VIP interneurons in sensory cortex encode sensory and action signals but not direct reward signals

Abstract

Vasoactive intestinal peptide (VIP) interneurons in sensory cortex modulate sensory responses based on global exploratory behavior and arousal state, but their function during non-exploratory, goal-directed behavior is not well understood. In particular, whether VIP cells are activated by sensory cues, reward-seeking actions, or directly by reinforcement is unclear. We trained mice on a Go/NoGo whisker touch detection task that included a delay period and other features designed to separate sensory-evoked, action-related, and reward-related neural activity. Mice had to lick in response to a whisker stimulus to receive a variable-sized reward. Using two-photon calcium imaging, we measured ΔF/F responses of L2/3 VIP neurons in whisker somatosensory cortex (S1) during behavior. In both expert and novice mice, VIP cells were strongly activated by whisker stimuli and goal-directed actions (licking), but not by reinforcement. VIP cells showed somatotopic whisker tuning that was spatially organized relative to anatomical columns in S1, unlike lick-related signals which were spatially widespread. In expert mice, lick-related VIP responses were suppressed, not enhanced, when a reward was delivered, and the amount of suppression increased with reward size. This reward-related suppression was not seen in novice mice, where reward delivery was not yoked to licking. These results indicate that besides arousal and global state variables, VIP cells are activated by local sensory features and goal-directed actions, but not directly by reinforcement. Instead, our results are consistent with a role for VIP cells in encoding the expectation of reward associated with motor actions.

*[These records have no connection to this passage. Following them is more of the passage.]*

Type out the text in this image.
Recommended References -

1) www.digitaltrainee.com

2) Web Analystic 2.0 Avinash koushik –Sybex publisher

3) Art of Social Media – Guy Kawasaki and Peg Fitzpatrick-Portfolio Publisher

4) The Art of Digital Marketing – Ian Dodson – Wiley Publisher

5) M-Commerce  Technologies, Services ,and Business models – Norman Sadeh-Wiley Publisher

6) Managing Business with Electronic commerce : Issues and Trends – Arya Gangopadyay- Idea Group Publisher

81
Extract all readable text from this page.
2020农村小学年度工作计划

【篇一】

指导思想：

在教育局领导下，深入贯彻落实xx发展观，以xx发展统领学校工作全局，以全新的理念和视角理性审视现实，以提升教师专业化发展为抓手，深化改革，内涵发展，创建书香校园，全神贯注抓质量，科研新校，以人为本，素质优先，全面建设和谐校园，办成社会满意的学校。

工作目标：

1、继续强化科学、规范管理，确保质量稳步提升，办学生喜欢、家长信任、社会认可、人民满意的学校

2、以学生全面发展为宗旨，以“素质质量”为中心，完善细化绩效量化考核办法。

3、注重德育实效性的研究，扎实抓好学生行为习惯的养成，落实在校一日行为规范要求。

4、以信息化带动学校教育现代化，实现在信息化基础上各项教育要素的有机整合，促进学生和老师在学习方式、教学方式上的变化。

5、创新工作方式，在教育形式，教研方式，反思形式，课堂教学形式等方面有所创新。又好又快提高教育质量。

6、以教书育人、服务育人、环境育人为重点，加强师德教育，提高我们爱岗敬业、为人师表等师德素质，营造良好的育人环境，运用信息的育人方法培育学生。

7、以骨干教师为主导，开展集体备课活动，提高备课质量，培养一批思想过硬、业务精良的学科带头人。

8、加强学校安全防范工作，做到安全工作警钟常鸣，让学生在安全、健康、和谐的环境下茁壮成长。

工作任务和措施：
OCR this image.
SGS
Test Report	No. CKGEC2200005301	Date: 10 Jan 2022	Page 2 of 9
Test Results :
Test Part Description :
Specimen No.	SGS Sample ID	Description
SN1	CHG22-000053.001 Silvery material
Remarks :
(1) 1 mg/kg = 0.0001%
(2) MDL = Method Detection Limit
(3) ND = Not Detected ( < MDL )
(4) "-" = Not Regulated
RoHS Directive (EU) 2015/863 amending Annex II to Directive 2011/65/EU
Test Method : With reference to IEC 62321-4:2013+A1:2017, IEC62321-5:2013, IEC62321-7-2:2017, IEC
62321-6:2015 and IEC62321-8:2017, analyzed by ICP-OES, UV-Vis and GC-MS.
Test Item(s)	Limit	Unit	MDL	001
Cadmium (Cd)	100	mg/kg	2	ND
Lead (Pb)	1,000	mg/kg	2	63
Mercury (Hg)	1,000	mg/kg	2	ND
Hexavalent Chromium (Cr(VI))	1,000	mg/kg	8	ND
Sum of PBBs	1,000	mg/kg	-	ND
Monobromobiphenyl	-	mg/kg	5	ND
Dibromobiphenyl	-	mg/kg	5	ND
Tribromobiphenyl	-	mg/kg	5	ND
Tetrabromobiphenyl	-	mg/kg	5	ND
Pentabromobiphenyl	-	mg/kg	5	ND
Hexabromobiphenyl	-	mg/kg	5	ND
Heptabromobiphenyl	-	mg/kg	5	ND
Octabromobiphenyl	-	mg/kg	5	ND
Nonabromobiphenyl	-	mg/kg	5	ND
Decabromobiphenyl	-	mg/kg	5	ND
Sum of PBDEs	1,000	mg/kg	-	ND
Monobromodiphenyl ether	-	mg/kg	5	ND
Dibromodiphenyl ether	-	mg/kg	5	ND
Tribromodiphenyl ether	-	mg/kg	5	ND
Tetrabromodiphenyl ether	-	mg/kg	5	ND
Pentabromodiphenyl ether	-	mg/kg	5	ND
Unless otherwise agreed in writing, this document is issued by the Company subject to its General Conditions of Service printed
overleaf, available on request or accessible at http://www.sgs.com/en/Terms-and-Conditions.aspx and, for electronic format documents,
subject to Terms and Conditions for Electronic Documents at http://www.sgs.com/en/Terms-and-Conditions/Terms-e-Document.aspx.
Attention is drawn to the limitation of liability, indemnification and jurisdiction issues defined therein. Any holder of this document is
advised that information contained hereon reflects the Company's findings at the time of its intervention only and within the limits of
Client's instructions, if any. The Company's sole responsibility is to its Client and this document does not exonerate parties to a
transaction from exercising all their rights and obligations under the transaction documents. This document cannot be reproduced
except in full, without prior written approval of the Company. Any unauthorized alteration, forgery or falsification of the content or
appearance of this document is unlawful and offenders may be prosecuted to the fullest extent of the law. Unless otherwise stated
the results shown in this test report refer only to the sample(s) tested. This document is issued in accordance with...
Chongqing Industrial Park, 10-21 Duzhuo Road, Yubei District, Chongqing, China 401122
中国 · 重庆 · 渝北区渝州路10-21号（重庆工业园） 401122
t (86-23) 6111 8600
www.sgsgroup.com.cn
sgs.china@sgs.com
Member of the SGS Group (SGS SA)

Keywords: GABAergic neurons; barrel cortex; goal-directed behavior; sensory maps; vibrissa.

Figure 1.. Whisker detection task with a delay period.

A. Behavioral setup for head-fixed mice. B. Trial types and behavioral outcomes. Hits were rewarded, while miss, correct rejection and false alarm trials were neither rewarded nor punished. C. Trial structure. Either a short or a long delay period separated stimulus presentation from the response window. Blue trace shows reward size, which varied based on time of first response lick. Windows for image analysis were aligned to (1) stimulus onset, (2) first lick in the response window and (3) first lick for each lick bout in the intertrial interval. D. Median time of first lick across all imaging sessions, for each mouse. Bullseye is the median across sessions. Small circles are outliers (> 1.5 x interquartile range). E. Number of sessions (after initial acclimation) to reach expert performance, for mice trained with short or long delay periods. F–H. Hit and false alarm rates (F), mean d-prime (G), and fraction of trials aborted due to early licks (H) across imaging sessions for expert mice. Gray boxes, ±SEM; open boxes, ±SD. I. Cumulative distributions of reward size (fraction of maximum reward) obtained per hit trial by each mouse. Mice obtained an average of ~45% of the maximum reward across trials and obtained the maximum reward on ~16% of trials per session. J. Experimental design showing number of mice per imaging condition. See also Video S1.

Figure 2.. Sensory-evoked activity of VIP interneurons.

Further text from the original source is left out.